Lee employs this technique - breaking the traditional narrative with additional material that also comments on the content of the scene - in more moments throughout the film. When Ron and Patrice are early in their relationship and strolling outside on a sunny Colorado day, they get to talking about blaxploitation films and their differing takes on whether their people should work inside or against the system to create change. The natural lighting provides a magnificent glow on this new couple, with the sun creating an exquisite halo around Patrice’s afro that highlights her uniquely black beauty. As they discuss a litany of blaxploitation films, the posters for the movies appear on screen, simultaneously providing a reference point for the audience, but also celebrating the design of the artwork. This scene brings together the script, acting, cinematography, editing, and overlay elements to create a moment that addresses art, politics, black life, a new relationship, and the best methods to demand change in society.

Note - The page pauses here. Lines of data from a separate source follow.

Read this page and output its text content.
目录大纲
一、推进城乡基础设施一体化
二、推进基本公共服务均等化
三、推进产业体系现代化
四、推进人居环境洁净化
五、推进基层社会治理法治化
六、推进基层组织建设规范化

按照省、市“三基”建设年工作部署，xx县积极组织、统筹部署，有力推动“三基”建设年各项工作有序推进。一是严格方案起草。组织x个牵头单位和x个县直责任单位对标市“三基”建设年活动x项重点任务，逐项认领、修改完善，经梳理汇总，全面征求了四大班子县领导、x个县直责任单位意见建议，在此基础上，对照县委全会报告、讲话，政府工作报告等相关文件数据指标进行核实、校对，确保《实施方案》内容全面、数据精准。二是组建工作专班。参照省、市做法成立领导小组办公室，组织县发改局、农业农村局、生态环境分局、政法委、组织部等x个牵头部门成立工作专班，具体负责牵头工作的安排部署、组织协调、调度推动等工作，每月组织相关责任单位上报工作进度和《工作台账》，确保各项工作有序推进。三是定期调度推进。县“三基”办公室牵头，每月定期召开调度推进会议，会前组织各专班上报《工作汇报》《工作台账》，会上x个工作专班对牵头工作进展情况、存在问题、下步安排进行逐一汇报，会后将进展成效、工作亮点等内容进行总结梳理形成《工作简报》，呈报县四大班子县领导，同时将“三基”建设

The standout scene of the entire film is one where Lee not only references film history, but he reclaims the cross-cutting editing technique that was quite famously used within The Birth of a Nation (1915) by D.W. Griffith. This film, while a landmark in cinema history due to its many innovative filmmaking techniques, is downright racist in its storytelling of America during the Civil War and Reconstruction era. In Blackkklansman, Lee constructs a sequence that juxtaposes gatherings of white and black groups, cross-cutting between scenes to contrast the evil of the Klan against the struggle of black people in America. One scene follows black activists listening to an old veteran, portrayed by Harry Belefonte, telling the story of a young black kid being beaten by the Klan; he even brings up the film The Birth of a Nation, telling his audience the film was screened at the White House, which gave it national recognition. The parallel scene follows the current gathering of the Klan with their secret initiation rituals, asserting their belief in white power, and then literally WATCHING The Birth of a Nation onscreen and reveling in the KKK appearances. In this brilliant sequence, Lee exposes the history of racial discrimination that has been part of cinema since it’s transformative years, while reclaiming the time-tested technique as an instrument to display that same racism as alive in 1970s America (and as viewers can extrapolate - to current day).
Lee uses the film to both subtly and explicitly reveal the deep seeded legacy that pervades the politics of Trump - there are frequent uses of his favorite slogans and phrases (“America First”) that come out of the mouths of white supremacists with eagerness and sincerity. Even the ADR background voices peddle in Trump rhetoric. Conversations throughout the film reveal that the true aim of the KKK is to get men of their ilk into government, with the highest aim of the White House. Watching the film with the reality of 2018 as the context make the pushback ring hollow - American would never vote in such a man. Yet we did.
The current times weigh heavy on the viewer of Blackkklansmen.
And those last five minutes. The mood changes, and the stomach drops. We are no longer in an enhanced history turned to fiction, we are in real life. Recent real life. And the bumbling fools that couldn’t pull off a bombing are now men that invaded one of America’s cities and caused the death of a real woman. We are not done with this problem. And clearly, we won’t be for generations.